Mungkin kita bisa menjawab : cerita ( verbal) turun-temurun yang diwariskan oleh para leluhur. Jika demikian, jelas hal ini bukan jawaban yang logis.
Demikian halnya mengenai waktu, masa populasi Siraja Batak belum dapat diperkirakan.

Melihat realita “samar”–nya sejarah tarombo, masihkan bisa diarahkan kepada logika ?. Yang ada hanyalah upaya untuk mengarahkan tarombo dan mendekatkannya kepada logika menurut kepentingan oknum yang mengarahkannya. Wajar jika kemudian terdapat beberapa versi tarombo, menurut kepentingan masing-masing pembuat tarombo. Wajar jika kemudian hari terjadi silang pendapat mengenai tarombo, karena masing-masing pihak mempertahankan kepentingan masing-masing.
Jika demikian, lalu sampai kapan ??


Merubah Paradigma.

Kita melihat suatu hal yang paling esensial, yaitu merubah paradigma. Sudah saatnya bagi generasi etnis Batak abad ini untuk lebih opensif. Silang pendapat perihal tarombo yang berkepanjangan hanya akan membuat kita terkubur dalam paradigma lama yang “ortodok”.
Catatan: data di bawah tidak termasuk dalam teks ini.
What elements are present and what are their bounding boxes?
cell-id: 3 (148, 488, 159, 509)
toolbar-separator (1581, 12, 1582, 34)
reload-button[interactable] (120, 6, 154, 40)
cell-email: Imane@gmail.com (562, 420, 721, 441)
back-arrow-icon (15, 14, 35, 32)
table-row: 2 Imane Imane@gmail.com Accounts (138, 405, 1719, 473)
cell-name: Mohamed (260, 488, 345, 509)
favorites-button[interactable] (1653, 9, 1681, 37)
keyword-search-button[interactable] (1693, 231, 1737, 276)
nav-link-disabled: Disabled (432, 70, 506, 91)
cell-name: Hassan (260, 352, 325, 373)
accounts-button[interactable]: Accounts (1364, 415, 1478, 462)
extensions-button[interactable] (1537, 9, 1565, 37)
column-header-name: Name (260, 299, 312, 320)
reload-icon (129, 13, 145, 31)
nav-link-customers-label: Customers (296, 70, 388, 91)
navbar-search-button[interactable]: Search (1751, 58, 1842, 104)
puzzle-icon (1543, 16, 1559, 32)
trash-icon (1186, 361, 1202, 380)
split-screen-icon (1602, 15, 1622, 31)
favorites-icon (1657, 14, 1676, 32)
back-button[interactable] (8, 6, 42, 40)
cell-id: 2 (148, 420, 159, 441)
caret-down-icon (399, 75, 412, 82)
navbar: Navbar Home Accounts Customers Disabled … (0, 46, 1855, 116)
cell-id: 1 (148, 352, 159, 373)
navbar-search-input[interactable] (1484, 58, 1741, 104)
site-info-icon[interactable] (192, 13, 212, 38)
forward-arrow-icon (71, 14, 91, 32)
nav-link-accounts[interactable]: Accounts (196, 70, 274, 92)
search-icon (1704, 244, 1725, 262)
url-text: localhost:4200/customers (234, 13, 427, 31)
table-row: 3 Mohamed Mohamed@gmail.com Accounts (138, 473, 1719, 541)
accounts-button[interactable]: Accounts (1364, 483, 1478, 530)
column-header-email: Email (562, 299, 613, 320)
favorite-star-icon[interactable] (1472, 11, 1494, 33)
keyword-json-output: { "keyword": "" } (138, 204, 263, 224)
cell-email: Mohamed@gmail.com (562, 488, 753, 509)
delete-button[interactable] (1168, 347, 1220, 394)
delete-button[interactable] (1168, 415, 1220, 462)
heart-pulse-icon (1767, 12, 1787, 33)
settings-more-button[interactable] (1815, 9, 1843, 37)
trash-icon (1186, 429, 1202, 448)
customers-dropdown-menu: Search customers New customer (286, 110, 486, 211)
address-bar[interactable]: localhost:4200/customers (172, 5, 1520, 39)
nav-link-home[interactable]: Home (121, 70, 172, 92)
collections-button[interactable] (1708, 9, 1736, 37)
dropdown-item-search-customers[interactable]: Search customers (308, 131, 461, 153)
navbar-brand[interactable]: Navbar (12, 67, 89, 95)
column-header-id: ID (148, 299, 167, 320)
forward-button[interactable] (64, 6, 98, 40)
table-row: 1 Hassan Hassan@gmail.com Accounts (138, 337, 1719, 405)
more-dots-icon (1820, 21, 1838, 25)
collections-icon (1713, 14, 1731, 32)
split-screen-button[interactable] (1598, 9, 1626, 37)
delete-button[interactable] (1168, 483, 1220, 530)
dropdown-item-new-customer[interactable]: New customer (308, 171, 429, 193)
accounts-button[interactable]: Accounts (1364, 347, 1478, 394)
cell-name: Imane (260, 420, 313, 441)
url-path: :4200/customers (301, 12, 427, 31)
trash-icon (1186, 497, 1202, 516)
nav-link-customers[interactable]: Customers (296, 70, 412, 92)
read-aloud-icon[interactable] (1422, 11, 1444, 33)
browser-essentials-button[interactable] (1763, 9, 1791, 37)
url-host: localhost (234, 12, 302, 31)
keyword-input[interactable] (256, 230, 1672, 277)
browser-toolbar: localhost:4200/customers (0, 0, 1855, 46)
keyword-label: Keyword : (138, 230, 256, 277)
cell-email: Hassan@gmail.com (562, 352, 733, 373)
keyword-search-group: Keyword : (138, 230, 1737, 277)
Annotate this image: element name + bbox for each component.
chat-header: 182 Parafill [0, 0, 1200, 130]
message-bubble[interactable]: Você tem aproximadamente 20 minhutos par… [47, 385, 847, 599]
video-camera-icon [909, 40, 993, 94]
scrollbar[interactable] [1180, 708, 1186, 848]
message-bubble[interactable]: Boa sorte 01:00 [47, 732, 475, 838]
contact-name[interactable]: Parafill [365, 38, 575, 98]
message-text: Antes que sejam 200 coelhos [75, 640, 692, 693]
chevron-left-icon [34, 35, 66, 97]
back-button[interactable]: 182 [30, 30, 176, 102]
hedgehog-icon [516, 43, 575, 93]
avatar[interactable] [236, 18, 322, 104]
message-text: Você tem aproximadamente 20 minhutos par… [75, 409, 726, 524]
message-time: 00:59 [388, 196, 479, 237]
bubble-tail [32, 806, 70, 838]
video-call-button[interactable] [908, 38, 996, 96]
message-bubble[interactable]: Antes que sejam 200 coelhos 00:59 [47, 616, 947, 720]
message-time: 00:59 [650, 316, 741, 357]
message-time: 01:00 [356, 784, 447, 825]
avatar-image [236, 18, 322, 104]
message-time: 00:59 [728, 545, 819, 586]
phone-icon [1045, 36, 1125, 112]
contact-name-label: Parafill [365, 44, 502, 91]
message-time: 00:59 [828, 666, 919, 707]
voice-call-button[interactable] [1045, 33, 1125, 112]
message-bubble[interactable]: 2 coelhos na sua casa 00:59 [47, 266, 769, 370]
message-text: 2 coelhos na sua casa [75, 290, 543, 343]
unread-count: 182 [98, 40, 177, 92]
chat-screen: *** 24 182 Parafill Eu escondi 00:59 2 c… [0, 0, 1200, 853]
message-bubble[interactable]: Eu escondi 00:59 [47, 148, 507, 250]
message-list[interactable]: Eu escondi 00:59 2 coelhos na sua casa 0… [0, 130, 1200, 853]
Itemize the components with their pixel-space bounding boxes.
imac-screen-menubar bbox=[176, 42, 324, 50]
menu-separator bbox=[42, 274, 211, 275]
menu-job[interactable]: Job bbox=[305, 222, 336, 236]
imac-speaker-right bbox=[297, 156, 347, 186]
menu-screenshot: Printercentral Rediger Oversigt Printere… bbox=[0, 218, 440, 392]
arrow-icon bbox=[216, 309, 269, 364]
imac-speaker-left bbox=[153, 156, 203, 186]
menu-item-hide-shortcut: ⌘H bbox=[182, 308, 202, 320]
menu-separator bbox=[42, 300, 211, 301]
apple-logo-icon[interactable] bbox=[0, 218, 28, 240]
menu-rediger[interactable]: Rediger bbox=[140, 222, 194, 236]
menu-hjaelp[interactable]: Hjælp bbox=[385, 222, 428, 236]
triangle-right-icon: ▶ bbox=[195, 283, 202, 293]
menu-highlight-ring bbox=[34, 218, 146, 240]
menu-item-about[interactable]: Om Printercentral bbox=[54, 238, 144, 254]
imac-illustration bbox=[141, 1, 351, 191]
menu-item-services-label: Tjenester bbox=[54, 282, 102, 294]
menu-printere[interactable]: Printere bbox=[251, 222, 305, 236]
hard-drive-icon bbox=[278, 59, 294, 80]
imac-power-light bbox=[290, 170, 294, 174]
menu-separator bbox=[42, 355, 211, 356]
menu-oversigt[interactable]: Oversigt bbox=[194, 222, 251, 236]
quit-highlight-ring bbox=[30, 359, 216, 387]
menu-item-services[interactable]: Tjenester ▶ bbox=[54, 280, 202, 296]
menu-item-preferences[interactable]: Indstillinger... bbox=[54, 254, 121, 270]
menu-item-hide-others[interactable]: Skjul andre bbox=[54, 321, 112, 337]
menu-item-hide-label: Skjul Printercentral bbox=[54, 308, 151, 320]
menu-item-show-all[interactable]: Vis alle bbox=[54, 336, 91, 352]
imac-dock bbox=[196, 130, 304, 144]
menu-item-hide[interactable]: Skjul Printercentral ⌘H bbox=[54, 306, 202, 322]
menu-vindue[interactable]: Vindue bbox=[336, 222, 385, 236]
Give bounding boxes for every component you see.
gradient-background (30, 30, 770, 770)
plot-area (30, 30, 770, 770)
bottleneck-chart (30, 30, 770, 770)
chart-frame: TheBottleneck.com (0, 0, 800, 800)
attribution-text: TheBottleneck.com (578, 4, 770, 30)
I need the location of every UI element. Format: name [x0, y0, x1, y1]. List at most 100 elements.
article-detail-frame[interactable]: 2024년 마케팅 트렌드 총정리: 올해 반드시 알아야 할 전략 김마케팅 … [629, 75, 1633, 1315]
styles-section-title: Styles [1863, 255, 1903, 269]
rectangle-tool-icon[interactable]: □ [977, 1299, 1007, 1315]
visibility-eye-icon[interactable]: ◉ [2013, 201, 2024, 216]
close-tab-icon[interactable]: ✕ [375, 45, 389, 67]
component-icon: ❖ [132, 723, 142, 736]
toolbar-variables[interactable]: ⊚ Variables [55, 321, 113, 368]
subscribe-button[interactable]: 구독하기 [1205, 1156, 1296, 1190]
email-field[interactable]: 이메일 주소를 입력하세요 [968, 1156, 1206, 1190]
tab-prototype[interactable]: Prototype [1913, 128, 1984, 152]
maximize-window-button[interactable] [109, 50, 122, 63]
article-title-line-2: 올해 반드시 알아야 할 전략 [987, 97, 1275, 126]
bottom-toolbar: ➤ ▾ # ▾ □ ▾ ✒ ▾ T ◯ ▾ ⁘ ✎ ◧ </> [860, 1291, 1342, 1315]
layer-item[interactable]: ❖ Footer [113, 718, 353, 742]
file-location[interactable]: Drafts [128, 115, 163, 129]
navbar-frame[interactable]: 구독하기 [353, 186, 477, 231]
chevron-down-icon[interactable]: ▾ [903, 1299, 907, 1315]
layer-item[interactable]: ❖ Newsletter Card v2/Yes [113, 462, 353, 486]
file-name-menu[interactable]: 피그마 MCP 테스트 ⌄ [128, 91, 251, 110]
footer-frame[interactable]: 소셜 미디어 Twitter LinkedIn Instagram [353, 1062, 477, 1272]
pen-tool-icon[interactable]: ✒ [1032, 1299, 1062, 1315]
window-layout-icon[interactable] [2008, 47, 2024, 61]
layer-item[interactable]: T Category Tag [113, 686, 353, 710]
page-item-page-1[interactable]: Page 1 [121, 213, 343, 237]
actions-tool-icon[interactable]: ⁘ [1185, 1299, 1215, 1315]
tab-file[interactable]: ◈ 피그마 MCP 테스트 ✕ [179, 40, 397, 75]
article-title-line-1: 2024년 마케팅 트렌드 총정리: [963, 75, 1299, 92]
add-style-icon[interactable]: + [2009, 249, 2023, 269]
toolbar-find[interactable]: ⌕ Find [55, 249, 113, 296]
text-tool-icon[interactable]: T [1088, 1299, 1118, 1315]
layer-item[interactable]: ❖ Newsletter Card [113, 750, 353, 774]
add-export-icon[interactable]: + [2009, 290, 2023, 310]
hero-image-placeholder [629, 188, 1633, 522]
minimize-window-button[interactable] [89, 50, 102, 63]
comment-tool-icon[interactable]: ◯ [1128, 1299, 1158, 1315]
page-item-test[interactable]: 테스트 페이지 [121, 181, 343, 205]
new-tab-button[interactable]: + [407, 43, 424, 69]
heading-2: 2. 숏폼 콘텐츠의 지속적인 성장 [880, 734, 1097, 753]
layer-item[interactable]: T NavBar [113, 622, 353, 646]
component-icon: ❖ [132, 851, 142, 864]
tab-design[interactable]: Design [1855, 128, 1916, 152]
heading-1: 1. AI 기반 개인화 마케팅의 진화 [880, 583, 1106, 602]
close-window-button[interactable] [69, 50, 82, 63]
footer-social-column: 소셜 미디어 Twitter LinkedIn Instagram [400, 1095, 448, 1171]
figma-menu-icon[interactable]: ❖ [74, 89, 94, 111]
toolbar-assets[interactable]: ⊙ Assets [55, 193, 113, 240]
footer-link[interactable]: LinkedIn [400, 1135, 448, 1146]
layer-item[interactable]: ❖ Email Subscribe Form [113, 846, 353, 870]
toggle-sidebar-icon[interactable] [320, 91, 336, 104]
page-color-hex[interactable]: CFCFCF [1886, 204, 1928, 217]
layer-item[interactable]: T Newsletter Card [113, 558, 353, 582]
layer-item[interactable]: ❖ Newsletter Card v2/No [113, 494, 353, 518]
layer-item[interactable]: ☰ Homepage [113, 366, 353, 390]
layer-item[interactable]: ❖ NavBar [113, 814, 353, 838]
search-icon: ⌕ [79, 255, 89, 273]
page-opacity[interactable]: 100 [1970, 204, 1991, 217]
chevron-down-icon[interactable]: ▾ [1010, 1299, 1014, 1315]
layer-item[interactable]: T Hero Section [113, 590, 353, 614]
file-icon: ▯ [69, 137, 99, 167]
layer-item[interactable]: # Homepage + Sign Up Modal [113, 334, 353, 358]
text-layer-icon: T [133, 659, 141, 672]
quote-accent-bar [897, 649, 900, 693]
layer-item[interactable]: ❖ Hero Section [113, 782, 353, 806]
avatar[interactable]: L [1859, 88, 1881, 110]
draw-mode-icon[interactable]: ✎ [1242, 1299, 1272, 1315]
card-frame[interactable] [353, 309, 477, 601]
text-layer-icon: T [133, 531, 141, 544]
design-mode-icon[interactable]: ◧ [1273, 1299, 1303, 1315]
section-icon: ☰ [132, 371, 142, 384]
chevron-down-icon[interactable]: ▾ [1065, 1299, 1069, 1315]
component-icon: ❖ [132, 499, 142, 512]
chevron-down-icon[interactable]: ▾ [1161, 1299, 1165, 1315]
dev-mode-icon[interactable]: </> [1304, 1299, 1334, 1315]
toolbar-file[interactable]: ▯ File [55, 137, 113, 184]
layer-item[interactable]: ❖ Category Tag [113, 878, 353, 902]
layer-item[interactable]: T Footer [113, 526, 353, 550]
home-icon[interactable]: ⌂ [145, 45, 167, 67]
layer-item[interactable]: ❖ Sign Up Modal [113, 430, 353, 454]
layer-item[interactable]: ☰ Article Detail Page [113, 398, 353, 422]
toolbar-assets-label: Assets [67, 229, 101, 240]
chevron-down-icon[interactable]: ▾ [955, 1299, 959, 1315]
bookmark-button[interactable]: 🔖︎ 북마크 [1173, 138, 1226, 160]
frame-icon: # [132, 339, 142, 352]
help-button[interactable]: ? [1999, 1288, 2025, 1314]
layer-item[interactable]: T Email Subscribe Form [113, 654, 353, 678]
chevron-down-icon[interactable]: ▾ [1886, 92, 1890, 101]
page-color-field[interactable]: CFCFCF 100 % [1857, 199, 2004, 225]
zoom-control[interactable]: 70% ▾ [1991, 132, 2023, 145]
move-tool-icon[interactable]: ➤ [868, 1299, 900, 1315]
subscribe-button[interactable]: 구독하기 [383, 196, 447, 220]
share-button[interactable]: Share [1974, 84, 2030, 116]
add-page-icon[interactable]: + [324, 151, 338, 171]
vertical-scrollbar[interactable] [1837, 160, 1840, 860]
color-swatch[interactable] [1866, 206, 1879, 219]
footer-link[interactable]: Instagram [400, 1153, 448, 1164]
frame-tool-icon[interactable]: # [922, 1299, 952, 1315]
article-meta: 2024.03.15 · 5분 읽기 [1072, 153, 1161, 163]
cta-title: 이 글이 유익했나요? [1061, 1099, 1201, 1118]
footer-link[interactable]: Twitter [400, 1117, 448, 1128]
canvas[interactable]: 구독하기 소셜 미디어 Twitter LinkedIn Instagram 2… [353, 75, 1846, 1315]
Apakah tarombo begitu sakral karena dimulai dengan seorang leluhur yang turun dari langit ?. Memang sudah sepatutnya kita menghormati dan menghargai karya-karya generasi kita terdahulu. Namun akan lebih berharga lagi jika karya-karya itu di “up-grade” dengan realitis, bukan berkutat pada hal-hal berbau mitos.

Dengan merubah paradigma, membangun generasi etnis batak yang lebih realistis dan bermartabat. Generasi etnis Batak yang tidak dipusingkan dengan mitos, tanpa mempersalahkan apapun. Selain itu, merubah paradigma akan lebih bermanfaat jika dibandingkan dengan merubah tarombo.